# le preneur comme le redevable



## ganesa2242

Bonjour,

comment traduiriez-vous cela :
"...et de l’article 283 alinéa 2 du CGI qui désigne le preneur comme le redevable".

Il s'agit d'une exonération de TVA. Le preneur est le client mais je ne trouve pas comment traduire redevable dans ce contexte.

Grazie per l'aiuto.


----------



## matoupaschat

Ciao Ganesa2242, 

Ti posso solo indicare il significato in francese, casomai non l'avessi trovato :
*II. −* _Subst._ Celui, celle qui est assujetti(e) à une redevance.
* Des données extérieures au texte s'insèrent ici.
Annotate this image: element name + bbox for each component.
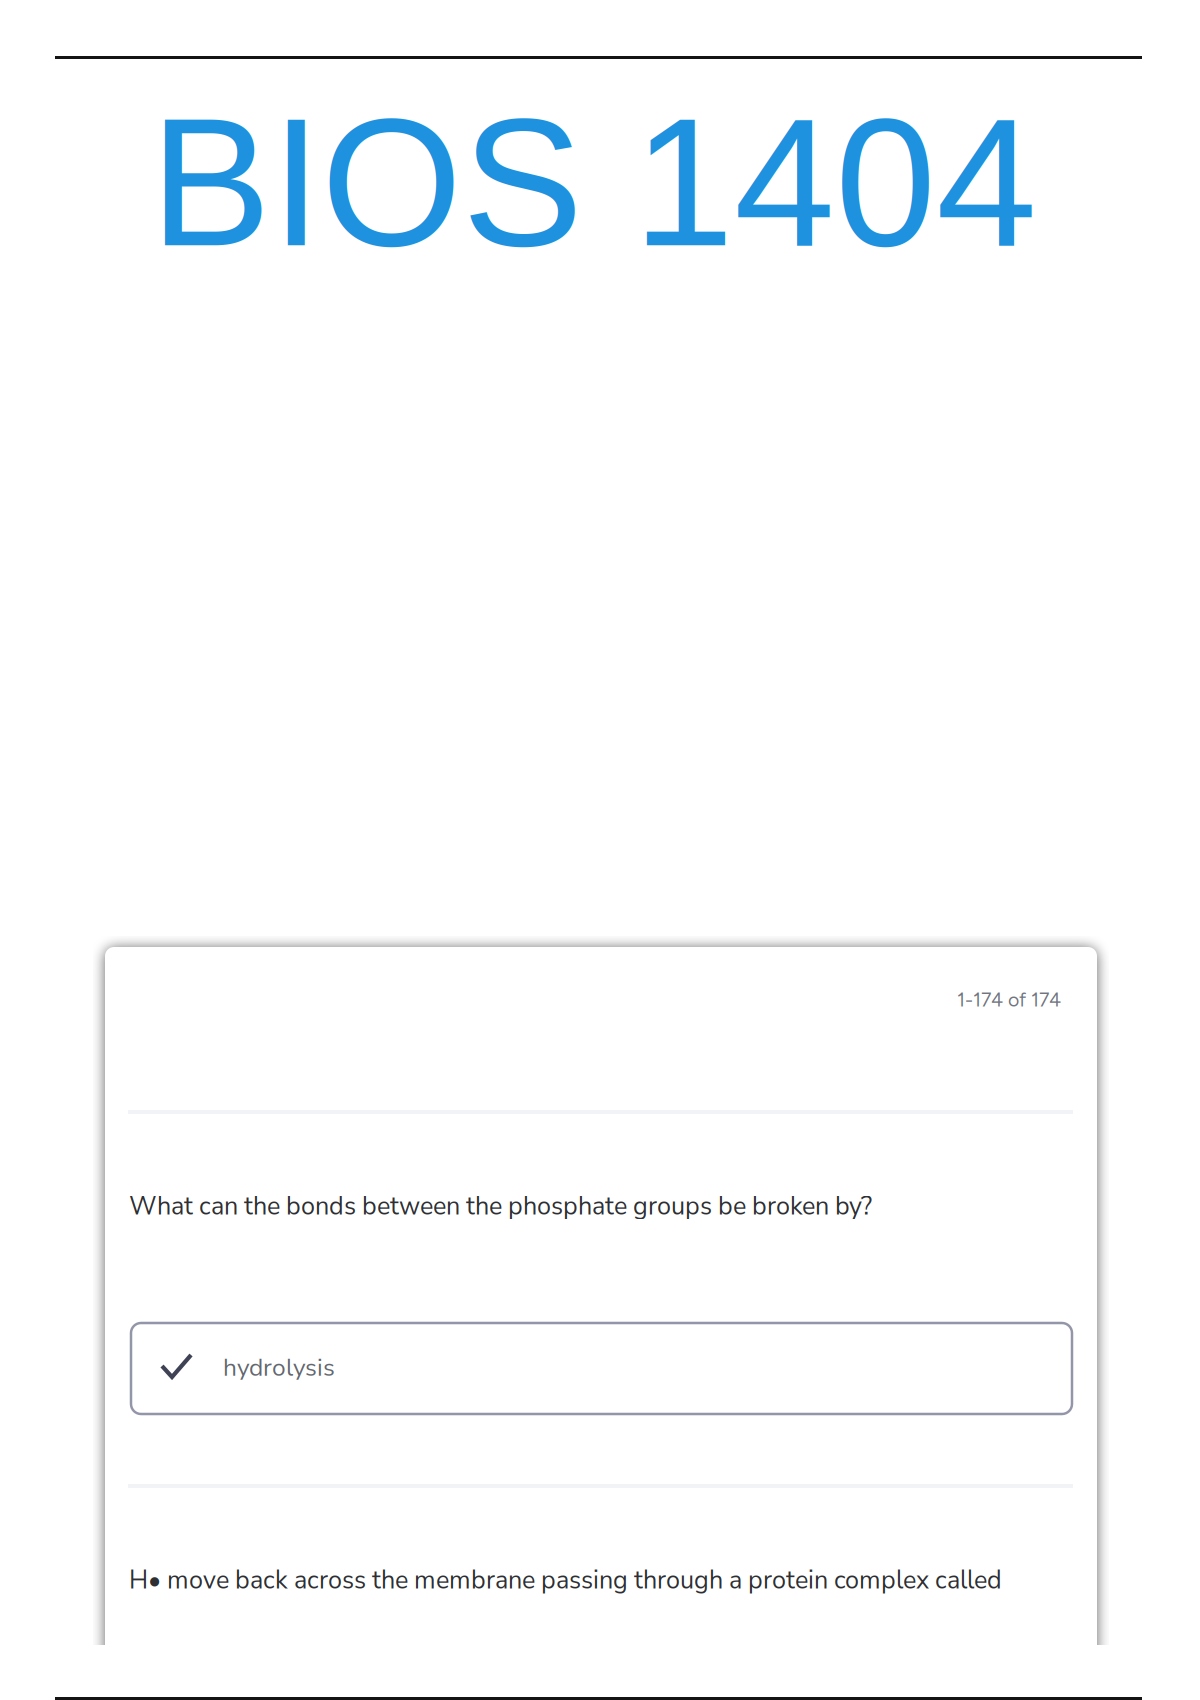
- staticText: What can the bonds between the phosphate…: [129, 1189, 872, 1223]
- staticText: hydrolysis: [223, 1351, 335, 1384]
- staticText: BIOS 1404: [150, 81, 1037, 284]
- staticText: 1-174 of 174: [957, 988, 1061, 1011]
- staticText: H• move back across the membrane passing…: [129, 1563, 1002, 1597]
- button[interactable]: hydrolysis: [131, 1323, 1072, 1414]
Synon. _imposable_. _Les redevables de l'impôt direct_. _Le nombre des redevables est un indice fiscal ou comptable, intermédiaire entre le nombre d'entreprises et le nombre d'établissements_ (Romeuf t. 2 1958).
Tratto da : http://forum.wordreference.com/newreply.php?do=postreply&t=1955596​


----------



## ganesa2242

Ciao Matoupaschat (mi piace da morire questo nome),

Merci beaucoup. Le sens français, je l'avais (je suis de langue maternelle française).

Au final, j'ai traduit par : "il cliente come il debitore". Je pense respecter le sens.


----------



## Corsicum

Je ne sais pas du tout, mais ici il y a de plusieurs exemples dont deux :
http://eur-lex.europa.eu/RECH_mot.do
_« les redevables directs ou indirects = i soggetti direttamente o indirettamente obbligati al pagamento »_
_http://eur-lex.europa.eu/Notice.do?mode=dbl&lang=fr&lng1=fr,it&lng2=bg,cs,da,de,el,en,es,et,fi,fr,hu,it,lt,lv,mt,nl,pl,pt,ro,sk,sl,sv,&val=524933:cs&page=1&hwords=comme+le+redevable%7E_
_« a été désigné comme redevable de la taxe = sia stato designato come debitore dell’imposta »_
_http://eur-lex.europa.eu/Notice.do?...l=511646:cs&page=1&hwords=comme+le+redevable~_


----------



## ganesa2242

Merci Corsicum! Le deuxième exemple correspond parfaitement à ce que je recherchais. 

Merci beaucoup.


----------